The benchmark results were presented at the HPC Asia 2024 conference in Nagoya, Japan, and were also uploaded to the ACM Digital Library. BSC's MareNostrum 5 system includes an experimental cluster portion consisting of NVIDIA Grace-Grace and Grace-Hopper superchips. The Grace-Grace configuration, which combines two Grace CPUs with NVLink chip-to-chip interconnects, offers memory coherence across LPDDR5 memory banks and consumes around 500 watts. This configuration provides a total of 144 Arm Neoverse "Demeter" V2 cores with the Armv9 architecture, 1 TB of physical memory, and 1.1 TB/sec of peak theoretical bandwidth. However, only 960 GB of memory capacity and 1 TB/sec of memory bandwidth are currently available due to limitations in LPDDR5 memory yield.

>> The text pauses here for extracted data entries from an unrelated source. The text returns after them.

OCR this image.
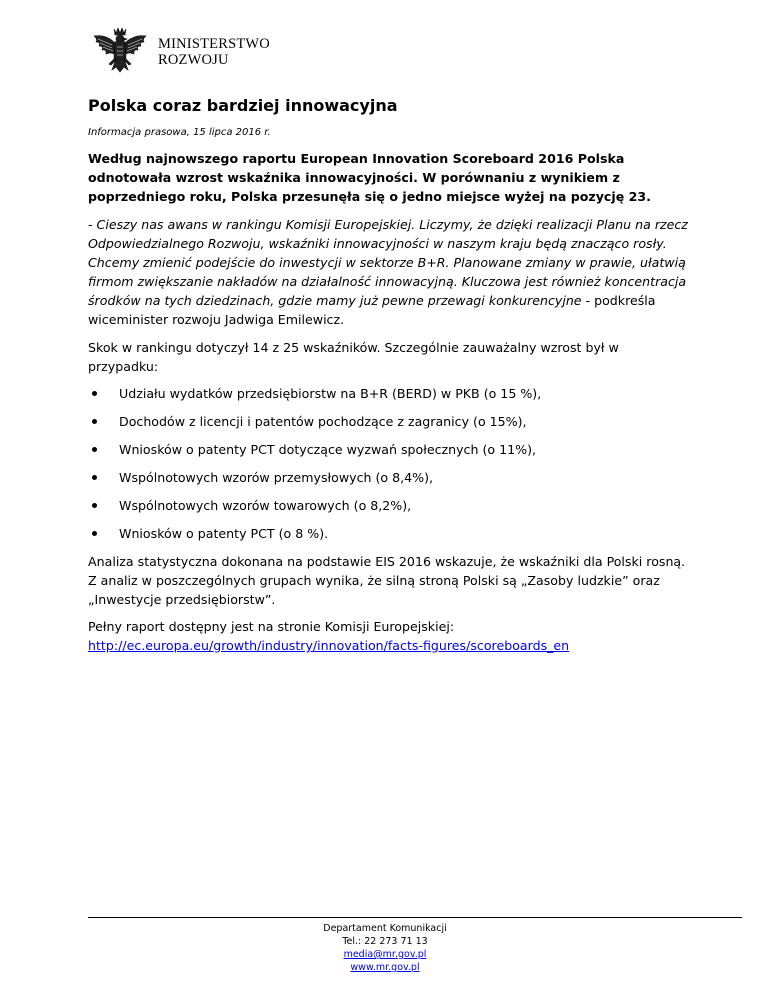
MINISTERSTWO
ROZWOJU
Polska coraz bardziej innowacyjna
Informacja prasowa, 15 lipca 2016 r.
Według najnowszego raportu European Innovation Scoreboard 2016 Polska odnotowała wzrost wskaźnika innowacyjności. W porównaniu z wynikiem z poprzedniego roku, Polska przesunęła się o jedno miejsce wyżej na pozycję 23.
- Cieszy nas awans w rankingu Komisji Europejskiej. Liczymy, że dzięki realizacji Planu na rzecz Odpowiedzialnego Rozwoju, wskaźniki innowacyjności w naszym kraju będą znacząco rosły. Chcemy zmienić podejście do inwestycji w sektorze B+R. Planowane zmiany w prawie, ułatwią firmom zwiększanie nakładów na działalność innowacyjną. Kluczowa jest również koncentracja środków na tych dziedzinach, gdzie mamy już pewne przewagi konkurencyjne - podkreśla wiceminister rozwoju Jadwiga Emilewicz.
Skok w rankingu dotyczył 14 z 25 wskaźników. Szczególnie zauważalny wzrost był w przypadku:
Udziału wydatków przedsiębiorstw na B+R (BERD) w PKB (o 15 %),
Dochodów z licencji i patentów pochodzące z zagranicy (o 15%),
Wniosków o patenty PCT dotyczące wyzwań społecznych (o 11%),
Wspólnotowych wzorów przemysłowych (o 8,4%),
Wspólnotowych wzorów towarowych (o 8,2%),
Wniosków o patenty PCT (o 8 %).
Analiza statystyczna dokonana na podstawie EIS 2016 wskazuje, że wskaźniki dla Polski rosną. Z analiz w poszczególnych grupach wynika, że silną stroną Polski są „Zasoby ludzkie” oraz „Inwestycje przedsiębiorstw”.
Pełny raport dostępny jest na stronie Komisji Europejskiej: http://ec.europa.eu/growth/industry/innovation/facts-figures/scoreboards_en
Departament Komunikacji
Tel.: 22 273 71 13
media@mr.gov.pl
www.mr.gov.pl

BSC's older MareNostrum 4 supercomputer, which is based on nodes with two 24-core Skylake-X Xeon SP-8160 Platinum processors, was outperformed by the NVIDIA-fortified MareNostrum 5 system. The worst performance results of MareNostrum 5 were still 67% faster than MareNostrum 4, while the best performance indicated a 4.49x advantage. The State University of New York also compared its NVIDIA setup, both in Grace-Grace (CPU-CPU pair) and Grace-Hopper (CPU-GPU pair) configurations, against rival solutions including Intel Sapphire Rapids and Ice Lake, AMD Milan, and ARM-based Amazon Graviton 3 and Fujitsu A64FX processors. According to the comparison data, the Grace Superchip outperformed all rivals except for the Sapphire Rapids server with two 48-core Xeon Max 9468s.

The Next Platform suggests that the success of NVIDIA's CG100 server processor is largely due to its pairing with the Hopper GPU. They note that any CPU paired with the same Hopper GPU would likely perform similarly. The Gromacs performance of the CPU-only Grace-Grace unit is almost as powerful as a pair of Sapphire Rapids Xeon Max Series CPUs. It is worth considering the impact of the HBM memory on this chip, which does not significantly improve Gromacs performance. Overall, these findings provide valuable insights into the performance of the Grace CPU in HPC workloads.